Friday, May 23, 2003

and i was being so good, too

rzzl frzzl books. i keep trying to get away from them. and i already know the answer (library). (but the hours suck). (i need a late-opened library).

a couple of years ago i swore off books.

don't get me wrong, i love them. and our love affair started young and has outlived alla my other relationships. i started my own library at age nine. carefully cataloging all of my favorite tomes, so sure that all of my friends (current and to be, because at a very young age i was still certain that everyone would eventually be my friend) wouldn't want to miss the delicious sentences, the beckoning plots, the circus stanzas.

at twelve i volunteered damn near every day at the public library (and ahem that would make me a genu-wine geek).

and at thirteen i became the snobby reader. meaning, if it didn't catch me in the first two pages, if not the very first paragraph, i couldn't be bothered.
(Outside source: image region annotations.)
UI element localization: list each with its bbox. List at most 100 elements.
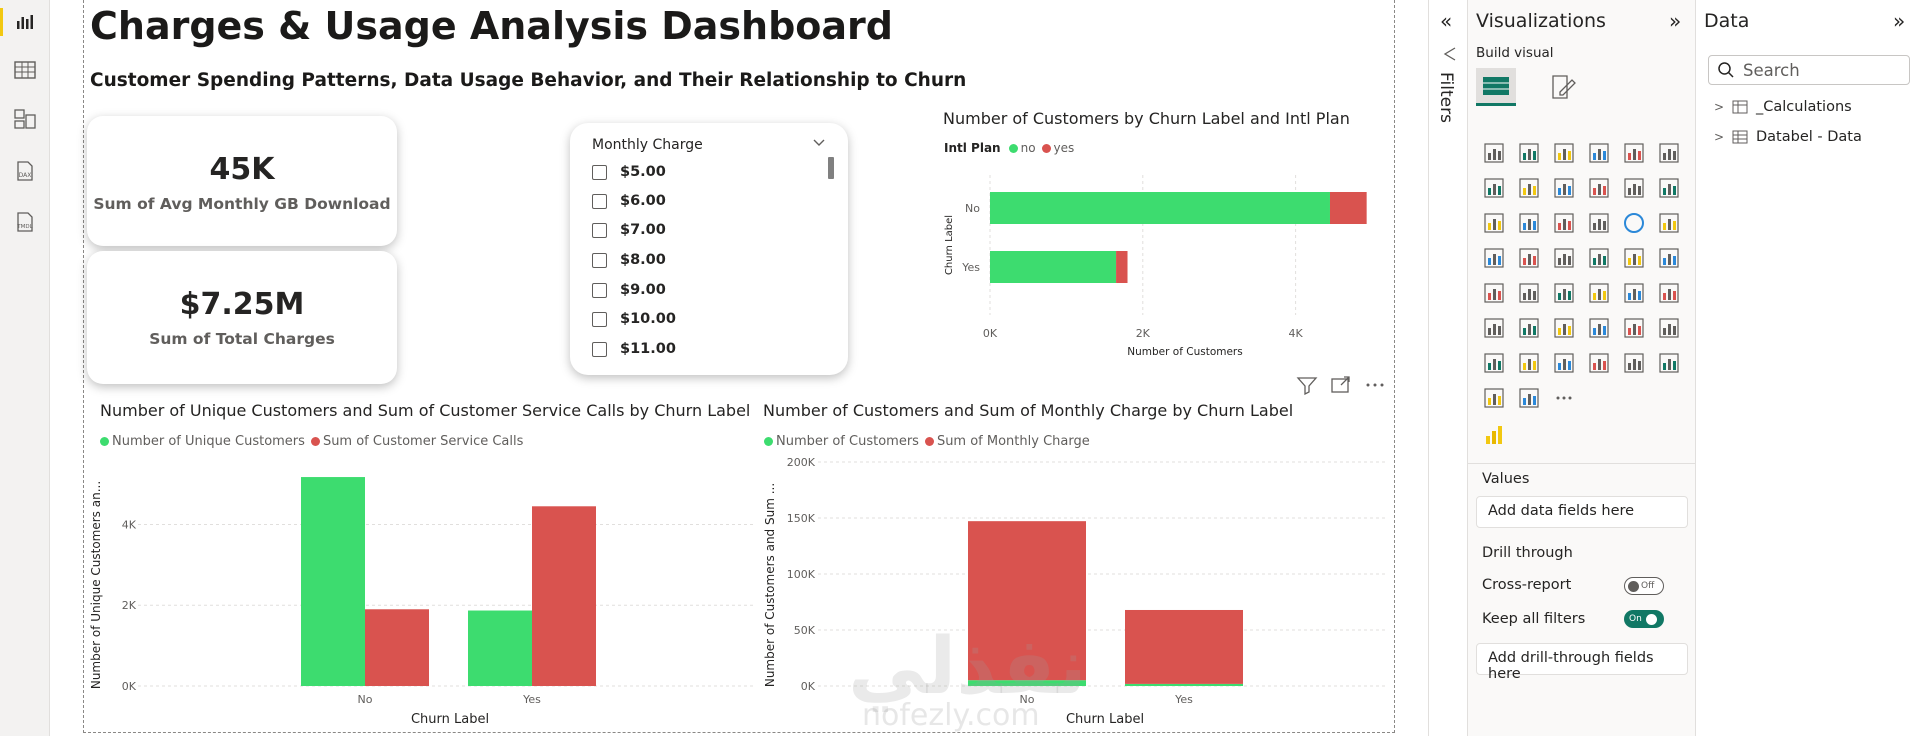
bar[interactable]	[1632, 253, 1636, 265]
more-visuals-icon[interactable]	[1546, 380, 1581, 415]
bar-segment[interactable]	[1125, 609, 1243, 684]
area-chart-icon[interactable]	[1511, 170, 1546, 205]
stacked-bar-chart-icon[interactable]	[1476, 135, 1511, 170]
bar[interactable]	[1567, 220, 1571, 230]
bar[interactable]	[1522, 187, 1526, 195]
bar[interactable]	[532, 506, 596, 686]
bar[interactable]	[1532, 150, 1536, 160]
bar[interactable]	[1592, 187, 1596, 195]
bar[interactable]	[1557, 222, 1561, 230]
slicer-option[interactable]: $11.00	[592, 339, 676, 359]
bar[interactable]	[1527, 288, 1531, 300]
bar[interactable]	[1487, 222, 1491, 230]
bar[interactable]	[1497, 220, 1501, 230]
gauge-icon[interactable]	[1651, 240, 1686, 275]
format-visual-icon[interactable]	[1548, 72, 1578, 102]
bar[interactable]	[1532, 255, 1536, 265]
bar[interactable]	[1672, 150, 1676, 160]
bar[interactable]	[1667, 148, 1671, 160]
bar[interactable]	[1672, 185, 1676, 195]
checkbox[interactable]	[592, 282, 607, 298]
kpi-card-total-charges[interactable]: $7.25M Sum of Total Charges	[87, 251, 397, 384]
scatter-chart-icon[interactable]	[1581, 205, 1616, 240]
keep-all-filters-toggle[interactable]: On	[1624, 610, 1664, 628]
bar[interactable]	[1522, 257, 1526, 265]
bar[interactable]	[1597, 148, 1601, 160]
filled-map-icon[interactable]	[1546, 240, 1581, 275]
bar[interactable]	[1522, 292, 1526, 300]
bar[interactable]	[1562, 288, 1566, 300]
slicer-option[interactable]: $10.00	[592, 309, 676, 329]
bar[interactable]	[1632, 323, 1636, 335]
bar[interactable]	[1592, 292, 1596, 300]
100-stacked-column-chart-icon[interactable]	[1651, 135, 1686, 170]
r-visual-icon[interactable]	[1651, 275, 1686, 310]
bar[interactable]	[1667, 218, 1671, 230]
bar[interactable]	[1632, 288, 1636, 300]
bar[interactable]	[1627, 362, 1631, 370]
bar[interactable]	[1637, 255, 1641, 265]
bar[interactable]	[1637, 290, 1641, 300]
bar[interactable]	[1497, 360, 1501, 370]
decomposition-tree-icon[interactable]	[1546, 310, 1581, 345]
power-apps-icon[interactable]	[1511, 345, 1546, 380]
bar[interactable]	[1497, 150, 1501, 160]
bar[interactable]	[1497, 290, 1501, 300]
legend-label[interactable]: Number of Unique Customers	[112, 434, 305, 449]
bar[interactable]	[1592, 152, 1596, 160]
collapse-double-chevron-icon[interactable]: «	[1440, 9, 1453, 33]
bar[interactable]	[1662, 327, 1666, 335]
bar[interactable]	[1632, 183, 1636, 195]
bar[interactable]	[468, 610, 532, 686]
bar[interactable]	[1492, 148, 1496, 160]
key-influencers-icon[interactable]	[1511, 310, 1546, 345]
bar[interactable]	[1602, 185, 1606, 195]
bar[interactable]	[1567, 360, 1571, 370]
legend-label[interactable]: yes	[1053, 141, 1075, 155]
chevron-right-icon[interactable]: >	[1714, 100, 1725, 114]
bar-segment[interactable]	[968, 680, 1086, 686]
bar[interactable]	[1497, 255, 1501, 265]
bar[interactable]	[1532, 290, 1536, 300]
bar[interactable]	[1492, 393, 1496, 405]
bar[interactable]	[1557, 292, 1561, 300]
bar[interactable]	[1522, 327, 1526, 335]
checkbox[interactable]	[592, 252, 607, 268]
dax-query-view-icon[interactable]: DAX	[12, 158, 38, 184]
bar[interactable]	[1667, 323, 1671, 335]
bar[interactable]	[1597, 323, 1601, 335]
bar[interactable]	[1487, 257, 1491, 265]
bar[interactable]	[1562, 253, 1566, 265]
bar[interactable]	[1527, 253, 1531, 265]
bar[interactable]	[1532, 325, 1536, 335]
data-table-item[interactable]: > Databel - Data	[1714, 129, 1862, 145]
bar[interactable]	[1497, 395, 1501, 405]
bar[interactable]	[1527, 148, 1531, 160]
bar[interactable]	[1487, 292, 1491, 300]
slicer-option[interactable]: $7.00	[592, 220, 666, 240]
bar[interactable]	[1602, 220, 1606, 230]
bar[interactable]	[1532, 395, 1536, 405]
bar[interactable]	[1662, 222, 1666, 230]
bar[interactable]	[1562, 358, 1566, 370]
bar[interactable]	[1497, 185, 1501, 195]
cross-report-toggle[interactable]: Off	[1624, 577, 1664, 595]
legend-label[interactable]: no	[1020, 141, 1036, 155]
checkbox[interactable]	[592, 311, 607, 327]
report-view-icon[interactable]	[12, 9, 38, 35]
shape-map-icon[interactable]	[1581, 240, 1616, 275]
bar[interactable]	[1592, 222, 1596, 230]
bar[interactable]	[1557, 152, 1561, 160]
slicer-option[interactable]: $6.00	[592, 191, 666, 211]
bar[interactable]	[1532, 185, 1536, 195]
more-options-icon[interactable]	[1364, 375, 1386, 395]
chevron-right-icon[interactable]: >	[1714, 130, 1725, 144]
azure-map-icon[interactable]	[1616, 240, 1651, 275]
100-stacked-area-chart-icon[interactable]	[1581, 170, 1616, 205]
bar[interactable]	[1637, 185, 1641, 195]
bar[interactable]	[1487, 327, 1491, 335]
bar[interactable]	[1592, 362, 1596, 370]
bar[interactable]	[1672, 325, 1676, 335]
goals-icon[interactable]	[1651, 310, 1686, 345]
bar[interactable]	[1522, 222, 1526, 230]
luckily for me that still kept me surrounded by new bits of prose and poetry.

unluckily (disluckily, aluckily, nonluckily) that left many fabulous reads unread, as well.
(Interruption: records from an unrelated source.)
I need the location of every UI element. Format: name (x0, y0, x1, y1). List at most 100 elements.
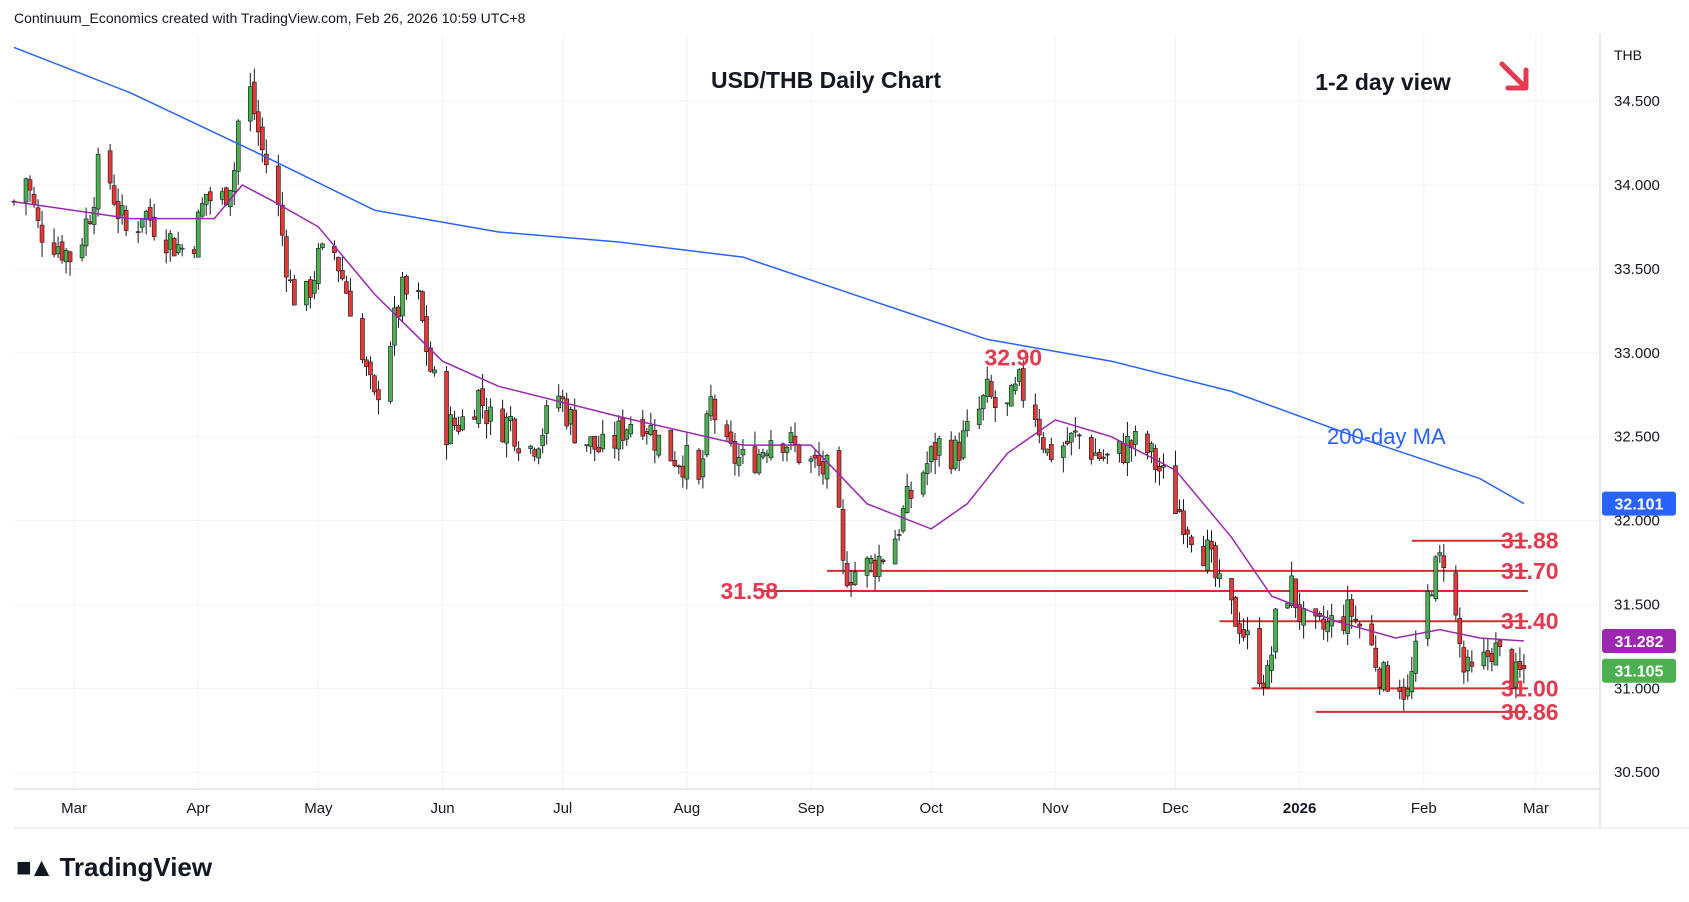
candle (171, 237, 177, 257)
ma20-line (13, 184, 1524, 642)
tradingview-logo: ■▲ TradingView (16, 852, 212, 883)
candle (1133, 425, 1138, 457)
candle (264, 139, 269, 174)
candle (1437, 545, 1443, 563)
candle-body (1049, 444, 1054, 461)
candle-body (203, 193, 209, 205)
candle-body (256, 111, 261, 133)
candle (444, 366, 449, 460)
candle-body (512, 418, 517, 447)
candle (1012, 376, 1018, 395)
candle (488, 398, 493, 436)
candle (1213, 541, 1218, 587)
candle-body (1493, 642, 1499, 666)
candle-body (55, 246, 61, 255)
candle (416, 282, 421, 300)
candle (1173, 450, 1178, 514)
candle (1093, 438, 1098, 456)
candle (448, 406, 453, 445)
candle (1293, 578, 1298, 619)
candle (256, 99, 261, 146)
candle (348, 278, 353, 317)
candle-body (592, 435, 598, 450)
y-tick-label: 33.500 (1614, 261, 1660, 278)
candle (908, 481, 914, 509)
candle-body (1032, 404, 1038, 420)
candle (1341, 604, 1346, 635)
candle-body (712, 398, 718, 421)
candle-body (476, 390, 481, 424)
candle-body (424, 316, 429, 352)
candle (892, 530, 898, 565)
candle (864, 556, 870, 588)
candle (123, 205, 129, 236)
candle (676, 464, 682, 475)
candle-body (840, 509, 846, 561)
candle (280, 191, 285, 247)
candle-body (1349, 599, 1354, 617)
candle-body (360, 318, 365, 361)
candle (880, 558, 886, 565)
candle (1465, 649, 1471, 682)
candle (227, 189, 233, 216)
candle (1073, 417, 1078, 438)
candle-body (1429, 594, 1435, 597)
candles (11, 68, 1527, 711)
candle-body (640, 419, 646, 437)
candle (392, 295, 397, 356)
candle-body (572, 409, 578, 444)
candle-body (288, 279, 293, 282)
candle-body (1061, 445, 1066, 458)
candle-body (652, 430, 658, 451)
candle-body (1089, 437, 1094, 460)
candle-body (768, 440, 774, 459)
candle (504, 412, 509, 458)
candle (107, 144, 113, 190)
level-label: 30.86 (1501, 699, 1559, 725)
candle-body (728, 431, 734, 444)
candle-body (480, 388, 485, 406)
candle-body (312, 279, 317, 294)
candle (476, 388, 481, 429)
candle-body (1125, 436, 1130, 464)
candle (1373, 635, 1379, 672)
candle (536, 447, 541, 465)
candle (55, 236, 61, 259)
candle (1469, 650, 1475, 673)
candle (1521, 654, 1527, 684)
y-tick-label: 32.000 (1614, 513, 1660, 530)
candle (1289, 561, 1294, 609)
candle-body (784, 446, 790, 453)
candle-body (960, 430, 966, 459)
x-tick-label: Sep (798, 800, 825, 817)
candle-body (984, 378, 990, 397)
candle (1377, 666, 1383, 696)
candle-body (628, 424, 634, 435)
candle-body (1201, 546, 1206, 567)
candle (668, 429, 674, 462)
candle (316, 243, 321, 290)
candle-body (540, 434, 545, 446)
candle (1237, 612, 1242, 644)
candle-body (460, 416, 465, 431)
price-badge-text: 31.105 (1615, 664, 1664, 681)
candle-body (880, 559, 886, 563)
candle-body (908, 489, 914, 499)
level-lines (762, 539, 1528, 713)
candle-body (864, 557, 870, 576)
candle (179, 243, 185, 257)
candle-body (620, 417, 626, 441)
candle (1461, 640, 1467, 684)
candle (1265, 660, 1270, 690)
candle-body (904, 486, 910, 513)
candle (452, 410, 457, 431)
candle-body (175, 244, 181, 253)
candle (948, 431, 954, 475)
candle-body (1457, 617, 1463, 644)
level-label: 31.00 (1501, 675, 1559, 701)
arrow-down-right-icon (1499, 61, 1529, 91)
candle (696, 448, 702, 485)
candle-body (900, 508, 906, 532)
candle (700, 450, 706, 489)
candle (1257, 617, 1262, 688)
around the age of 28 i decided my books were sheer clutter and i've spent years now paring down. paring down. and paring down again. until i just put myself on a book ban that lasted damn near two years.

somehow the damned ban's dam (sorry; i'm weak tonight) cracked a fine hairline and over the last year books have been slowly trickling in. nonfiction here. nonfiction there. nonfiction nonfiction nonfiction. fiction. fiction.

now it's become a deluge. i've got three rather good-sized bookcases and the third is going to have to go the way of the printed page instead of the way of the wine rack, as it so had hoped.

today's purchases:
dry and heart, you bully, you punk. see! i couldn't even decide on one.